1. The most recent N-426 of the Navy stated that Mr. Cody was not on active duty;

2. A dangerous precedent would be set for other foreign-national midshipman;

3. The district court judge said Mr. Cody was “constructively inducted” into active duty;

4. Mr. Cody never took the “Oath of Office,” but rather an “Oath of Compliance,”

5. Mr. Cody bears the burden to prove his eligibility for citizenship and doubts should be resolved in favor of the government;

6. The statute at INA § 329(a) leaves it to the “executive department under which such person served… [to] determine whether such persons have served honorably in an active-duty status….”

7. A case in the 9th Circuit from 1982, Jacobs v. United States, held that military education before being commissioned as an officer does not count as active duty service;

8. According to 10 U.S.C. § 6959, “The Secretary of the Navy may . . . order to active duty for such period of time as the Secretary prescribes . . . a midshipman who breaches an agreement [regarding service in the armed forces upon graduation from the Academy].” The Government reasoned that if a midshipman could be ordered to active duty while at the Academy, his attendance at the Academy could not also constitute active duty;

9. According to 10 U.S.C. § 971, officers cannot count service performed as midshipmen at the Academy towards service credit. If attendance at the Academy as a midshipman does not be counted toward the length of time an officer served, the Government argued, such attendance was not the same as active duty;

10. Two other cases, a 1948 case in the 1st Circuit, and a 2000 case in the 9th Circuit, concluded that time served in the Reserve Officers’ Training Corps (ROTC) was not active-duty service. (The 9th Circuit case, an unpublished one, relied solely on the fact that the Navy’s not certifying the applicant as having been on active duty. The court would not review that decision because the Navy was not a party in the lawsuit.);

11. The legislative history of INA § 329 is that the statute was to reward the risk inherent in combat or the potential for combat, which a midshipman in service at an Academy does not face.

The Court of Appeals did not need to write all this. It could have limited its decision to one paragraph in its decision:

The district court’s consideration of these arguments is clear from the record, which includes a transcript of a hearing where the court thoroughly questioned counsel for both parties about their positions. As a result, though the district court’s order denying Petitioner’s request for EAJA fees only briefly explained the court’s reasoning, both the order and the record reflect that the district court considered the arguments of both parties to be reasonable. We agree. In this case of first impression, the Government made reasonable arguments based on statutory interpretation and analogous cases. The district court, therefore, did not abuse its discretion in deciding the Government’s position was substantially justified.

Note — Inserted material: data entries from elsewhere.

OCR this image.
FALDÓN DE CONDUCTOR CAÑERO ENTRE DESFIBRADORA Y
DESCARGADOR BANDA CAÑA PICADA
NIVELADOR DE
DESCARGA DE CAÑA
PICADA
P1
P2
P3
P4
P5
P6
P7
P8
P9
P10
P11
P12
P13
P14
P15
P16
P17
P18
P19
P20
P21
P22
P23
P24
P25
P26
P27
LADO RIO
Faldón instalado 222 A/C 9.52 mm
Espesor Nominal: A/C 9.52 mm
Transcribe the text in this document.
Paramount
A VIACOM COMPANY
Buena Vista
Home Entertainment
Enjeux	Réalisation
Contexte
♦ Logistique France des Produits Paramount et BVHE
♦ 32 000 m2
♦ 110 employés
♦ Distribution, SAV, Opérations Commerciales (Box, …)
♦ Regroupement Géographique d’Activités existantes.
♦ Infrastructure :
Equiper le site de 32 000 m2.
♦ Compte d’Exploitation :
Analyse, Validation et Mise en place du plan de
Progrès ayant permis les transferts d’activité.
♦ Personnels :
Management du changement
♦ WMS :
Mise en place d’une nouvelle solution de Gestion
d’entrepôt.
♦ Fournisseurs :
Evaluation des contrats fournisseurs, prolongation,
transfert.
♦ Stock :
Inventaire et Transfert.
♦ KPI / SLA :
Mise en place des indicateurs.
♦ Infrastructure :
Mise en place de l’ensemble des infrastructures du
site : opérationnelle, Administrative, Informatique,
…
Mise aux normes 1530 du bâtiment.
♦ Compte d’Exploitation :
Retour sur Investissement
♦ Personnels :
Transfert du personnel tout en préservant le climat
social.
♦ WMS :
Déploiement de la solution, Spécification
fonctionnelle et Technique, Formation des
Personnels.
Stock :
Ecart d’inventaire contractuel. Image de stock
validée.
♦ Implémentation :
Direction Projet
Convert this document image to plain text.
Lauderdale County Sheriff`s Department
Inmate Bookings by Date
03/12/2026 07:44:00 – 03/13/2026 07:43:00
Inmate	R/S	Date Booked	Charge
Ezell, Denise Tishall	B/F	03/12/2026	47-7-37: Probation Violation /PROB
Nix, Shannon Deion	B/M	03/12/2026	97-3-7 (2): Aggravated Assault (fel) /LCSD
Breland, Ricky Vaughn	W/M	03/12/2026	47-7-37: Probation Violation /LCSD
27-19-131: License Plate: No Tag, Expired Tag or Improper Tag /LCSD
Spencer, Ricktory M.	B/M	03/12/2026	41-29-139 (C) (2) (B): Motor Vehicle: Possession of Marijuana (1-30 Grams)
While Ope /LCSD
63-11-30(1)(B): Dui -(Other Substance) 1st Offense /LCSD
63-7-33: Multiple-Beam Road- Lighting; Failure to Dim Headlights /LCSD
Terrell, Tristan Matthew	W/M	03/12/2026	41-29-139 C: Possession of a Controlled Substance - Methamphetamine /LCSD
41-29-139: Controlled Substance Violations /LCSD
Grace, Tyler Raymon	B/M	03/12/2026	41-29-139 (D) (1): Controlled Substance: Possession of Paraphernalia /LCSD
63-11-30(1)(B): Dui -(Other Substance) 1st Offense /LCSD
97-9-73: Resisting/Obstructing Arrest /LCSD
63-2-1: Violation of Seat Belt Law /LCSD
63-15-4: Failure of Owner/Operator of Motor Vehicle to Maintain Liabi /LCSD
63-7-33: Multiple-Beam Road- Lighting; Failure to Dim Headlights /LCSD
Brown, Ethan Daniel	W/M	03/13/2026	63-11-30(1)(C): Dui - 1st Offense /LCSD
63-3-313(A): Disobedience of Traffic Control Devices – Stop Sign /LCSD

Why all the rest? I can only speculate. Perhaps the Fourth Circuit was signaling that the government should have appealed and had it appealed, it would have won. Perhaps it was signaling all foreign military academy graduates that if they put in their applications for naturalization they will not be as lucky as Mr. Cody. It is worth noting that nothing in the decision of the district court limits the application of INA § 329 to service academy attendees. Nothing indicates that it would not apply to foreign students at other military training institutions if they were assigned to the school or a unit or to unique units like KATUSA units. Perhaps the court is telling the Department of Justice that if they want to try to move against Mr. Cody’s naturalization based on a clearer exposition of the law, they now have one. Seeking fees stirred the sleeping cat in Richmond, where Robert E. Lee is venerated, and who said, “We must expect reverses, even defeats. They are sent to teach us wisdom and prudence, to call forth greater energies, and to prevent our falling into greater disasters.” To the extent that Mr. Cody’s naturalization is in jeopardy, he would have been better off accepting his victory and walking away without looking for money. It remains to be seen whether his fight is over. Posted January 23, 2011.